Scratching an Etch


Coming back home can be a bit like traveling back in time, bringing back feelings and dynamics that were long ago left in the dust. In Chicago, I've been staying at my family's home and have also had a chance to reconnect with some childhood friends. Walking down familiar streets and interacting with people who have known me from way-back-when, I am reminded of previous versions of myself I'd shed like snake skins. It is refreshing to be reminded of where I came from and I'm thankful to have a place to come back to that sparks these memories.

During my first few days back in town, I dug up my old art materials, too cumbersome to bring with me across the world when I left for Istanbul five years ago. Among the paints, brushes, and cans of half-used gesso, were zinc and copper plates and inks used for etching, some used and some still bare.

I was first introduced to etching by a neighbor of mine when I was in high school, an accomplished representational painter and printmaker named Dorian Allworthy, who opened up her home to me and very generously shared her work and materials.
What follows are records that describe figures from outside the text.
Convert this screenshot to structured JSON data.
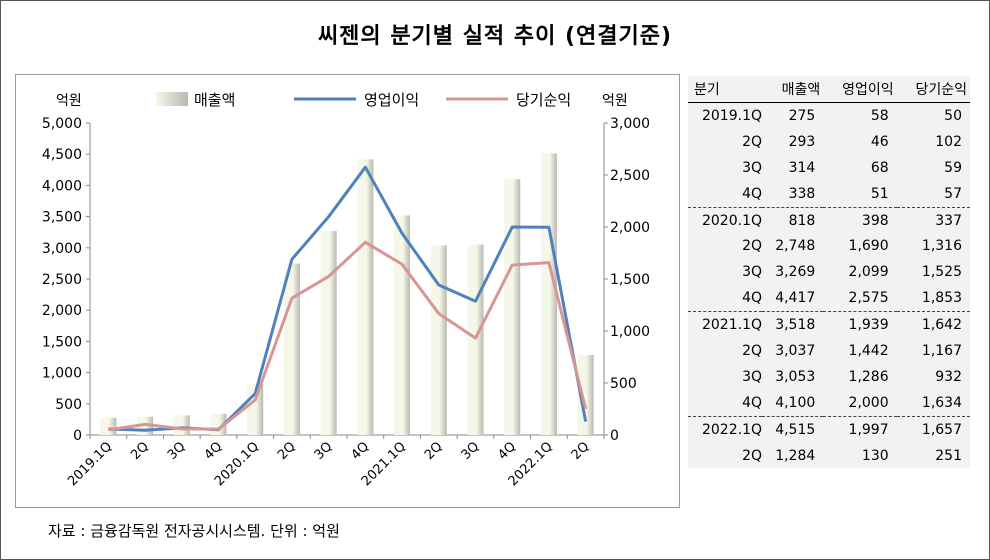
{
  "title": "씨젠의 분기별 실적 추이 (연결기준)",
  "source": "자료 : 금융감독원 전자공시시스템. 단위 : 억원",
  "colors": {
    "bar_light": "#f5f7e8",
    "bar_dark": "#b9b9b0",
    "operating_line": "#4f81bd",
    "net_line": "#d99594",
    "table_bg": "#f2f2f2"
  },
  "chart_data": {
    "type": "bar",
    "categories": [
      "2019.1Q",
      "2Q",
      "3Q",
      "4Q",
      "2020.1Q",
      "2Q",
      "3Q",
      "4Q",
      "2021.1Q",
      "2Q",
      "3Q",
      "4Q",
      "2022.1Q",
      "2Q"
    ],
    "left_axis_label": "억원",
    "right_axis_label": "억원",
    "left_ylim": [
      0,
      5000
    ],
    "right_ylim": [
      0,
      3000
    ],
    "left_ticks": [
      "0",
      "500",
      "1,000",
      "1,500",
      "2,000",
      "2,500",
      "3,000",
      "3,500",
      "4,000",
      "4,500",
      "5,000"
    ],
    "right_ticks": [
      "0",
      "500",
      "1,000",
      "1,500",
      "2,000",
      "2,500",
      "3,000"
    ],
    "legend_position": "top",
    "grid": false,
    "series": [
      {
        "name": "매출액",
        "type": "bar",
        "axis": "left",
        "values": [
          275,
          293,
          314,
          338,
          818,
          2748,
          3269,
          4417,
          3518,
          3037,
          3053,
          4100,
          4515,
          1284
        ]
      },
      {
        "name": "영업이익",
        "type": "line",
        "axis": "right",
        "values": [
          58,
          46,
          68,
          51,
          398,
          1690,
          2099,
          2575,
          1939,
          1442,
          1286,
          2000,
          1997,
          130
        ]
      },
      {
        "name": "당기순익",
        "type": "line",
        "axis": "right",
        "values": [
          50,
          102,
          59,
          57,
          337,
          1316,
          1525,
          1853,
          1642,
          1167,
          932,
          1634,
          1657,
          251
        ]
      }
    ]
  },
  "table": {
    "headers": [
      "분기",
      "매출액",
      "영업이익",
      "당기순익"
    ],
    "rows": [
      [
        "2019.1Q",
        "275",
        "58",
        "50"
      ],
      [
        "2Q",
        "293",
        "46",
        "102"
      ],
      [
        "3Q",
        "314",
        "68",
        "59"
      ],
      [
        "4Q",
        "338",
        "51",
        "57"
      ],
      [
        "2020.1Q",
        "818",
        "398",
        "337"
      ],
      [
        "2Q",
        "2,748",
        "1,690",
        "1,316"
      ],
      [
        "3Q",
        "3,269",
        "2,099",
        "1,525"
      ],
      [
        "4Q",
        "4,417",
        "2,575",
        "1,853"
      ],
      [
        "2021.1Q",
        "3,518",
        "1,939",
        "1,642"
      ],
      [
        "2Q",
        "3,037",
        "1,442",
        "1,167"
      ],
      [
        "3Q",
        "3,053",
        "1,286",
        "932"
      ],
      [
        "4Q",
        "4,100",
        "2,000",
        "1,634"
      ],
      [
        "2022.1Q",
        "4,515",
        "1,997",
        "1,657"
      ],
      [
        "2Q",
        "1,284",
        "130",
        "251"
      ]
    ]
  }
}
She had a printing press in her basement and I would come by once in a while and help her print, all the while absorbing the process. Her house was filled with antique artifacts and paintings, which felt like such a treat to look through. She soon gave me a small zinc plate and an image to copy as a drypoint etching for homework, which I worked on diligently at home, eager to see how it would turn out once printed. The intimidating part of working on a drypoint etching was that erasing was not easy- one had to be confident and committed to the mark, which was scratched into the metal surface with a sharp metal stylus. Printing, however, was magic- to see a set of scratches turned into a cohesive picture with varied and rich tones was exhilarating. I was intrigued. I worked on a few more plates in high school and later at the Mission Cultural Center  for Latino Arts in San Francisco, where drop-in printmaking classes were offered weekly.
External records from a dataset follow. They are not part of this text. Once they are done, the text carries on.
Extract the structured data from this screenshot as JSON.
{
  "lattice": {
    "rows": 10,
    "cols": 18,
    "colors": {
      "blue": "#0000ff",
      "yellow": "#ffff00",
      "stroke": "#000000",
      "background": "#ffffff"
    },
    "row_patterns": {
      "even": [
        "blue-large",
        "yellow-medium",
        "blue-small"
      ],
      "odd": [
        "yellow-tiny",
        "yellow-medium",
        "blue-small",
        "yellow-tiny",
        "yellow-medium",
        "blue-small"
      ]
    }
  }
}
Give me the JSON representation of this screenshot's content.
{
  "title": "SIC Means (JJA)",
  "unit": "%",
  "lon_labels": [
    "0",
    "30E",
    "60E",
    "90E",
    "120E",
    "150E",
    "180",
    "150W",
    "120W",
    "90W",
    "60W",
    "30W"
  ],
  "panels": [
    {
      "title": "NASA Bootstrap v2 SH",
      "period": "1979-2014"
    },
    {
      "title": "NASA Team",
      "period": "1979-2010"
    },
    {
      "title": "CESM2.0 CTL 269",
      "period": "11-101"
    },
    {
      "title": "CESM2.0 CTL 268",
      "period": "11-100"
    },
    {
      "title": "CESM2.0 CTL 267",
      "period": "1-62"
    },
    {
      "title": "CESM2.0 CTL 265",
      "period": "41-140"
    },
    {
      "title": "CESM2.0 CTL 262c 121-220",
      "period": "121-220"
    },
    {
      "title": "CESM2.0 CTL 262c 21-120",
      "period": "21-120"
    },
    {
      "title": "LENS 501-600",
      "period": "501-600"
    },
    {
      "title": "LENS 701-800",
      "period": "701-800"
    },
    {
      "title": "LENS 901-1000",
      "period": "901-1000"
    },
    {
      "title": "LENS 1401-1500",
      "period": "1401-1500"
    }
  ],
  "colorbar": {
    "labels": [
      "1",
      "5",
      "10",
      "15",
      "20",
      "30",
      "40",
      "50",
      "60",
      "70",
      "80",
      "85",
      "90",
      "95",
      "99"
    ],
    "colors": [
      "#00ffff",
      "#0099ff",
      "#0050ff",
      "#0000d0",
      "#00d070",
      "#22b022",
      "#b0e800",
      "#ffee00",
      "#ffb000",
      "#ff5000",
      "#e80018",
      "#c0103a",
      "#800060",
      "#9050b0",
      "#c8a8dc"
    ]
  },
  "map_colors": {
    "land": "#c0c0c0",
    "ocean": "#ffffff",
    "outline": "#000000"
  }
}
I received a tabletop printing press as a gift from my parents to print at home. This project, unfortunately, never got off the ground and the printing press sat to gather dust until I found it again this year along with my materials. With renewed motivation, I set up the press and made a space for it in a corner of my room. I prepped a plate, using a photograph of the Hagia Triada- a church off of Taksim Square in Istanbul. I dug in with the stylus, marking the shiny surface with a series of lines that gleamed when they caught the light, some soft and others dug deeper down. After working on the plate for a while, I decided to see how it would turn out. I ran it through the press, but for one reason or another, the print came out extremely light. It could have been a number of factors- maybe I had wiped too much ink off or not wet the paper enough. Perhaps I had not applied enough pressure to the plate. Wanting to jog my memory about the process, I got in touch with Dorian, who invited me over to play with her press and a new letter press she now owned.
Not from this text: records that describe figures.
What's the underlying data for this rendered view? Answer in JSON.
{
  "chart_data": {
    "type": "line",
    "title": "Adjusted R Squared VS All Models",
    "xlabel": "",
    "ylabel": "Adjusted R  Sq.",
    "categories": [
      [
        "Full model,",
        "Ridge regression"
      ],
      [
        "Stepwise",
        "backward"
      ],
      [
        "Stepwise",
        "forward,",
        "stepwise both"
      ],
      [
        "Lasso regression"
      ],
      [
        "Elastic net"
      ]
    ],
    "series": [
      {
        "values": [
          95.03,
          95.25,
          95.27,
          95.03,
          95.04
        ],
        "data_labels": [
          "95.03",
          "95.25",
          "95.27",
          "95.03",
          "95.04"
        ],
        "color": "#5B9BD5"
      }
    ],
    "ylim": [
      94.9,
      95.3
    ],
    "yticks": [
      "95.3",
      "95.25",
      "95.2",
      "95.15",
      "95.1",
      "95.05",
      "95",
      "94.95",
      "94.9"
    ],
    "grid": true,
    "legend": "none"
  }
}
Stepping into her home was like zapping back to my teenage years and I delighted again in taking in the antique aesthetic of her house and her beautiful paintings, in different stages of completion, leaning or hanging against the walls. In the flurry of catching up over several cups of tea, we never got around to using the letter press, but Dorian did pull a print from my plate. She gave me tips for continuing to work on it- to look for the darks in the image and emphasize them more to get a wider range of tones from the print. And, so I headed home to do just that. For the next week, I worked on the plate off and on, scratching out darker areas and refreshing old lines. The process felt almost like sculpting as I carved deep into the plate to deepen the dark parts of the image scratch by scratch. As I ran the stylus on the plate, small threads of metal sprang up behind it like silver ribbons.

I reran the stylus through the previous grooves I'd made. Each time a print is pulled, the lines get slightly duller and the plate needs to be refreshed with new scratches every once in a while to take in more ink. It struck me that an etching is a good analogy for memory- the image decreasing in sharpness over time and needing to be reworked, the lines redrawn and made more crisp. Retracing the stylus down the same lines, like walking down familiar streets, stimulates the image anew and brings it back to life. I have yet to pull a new print of my plate, but am eager to see what it will look like.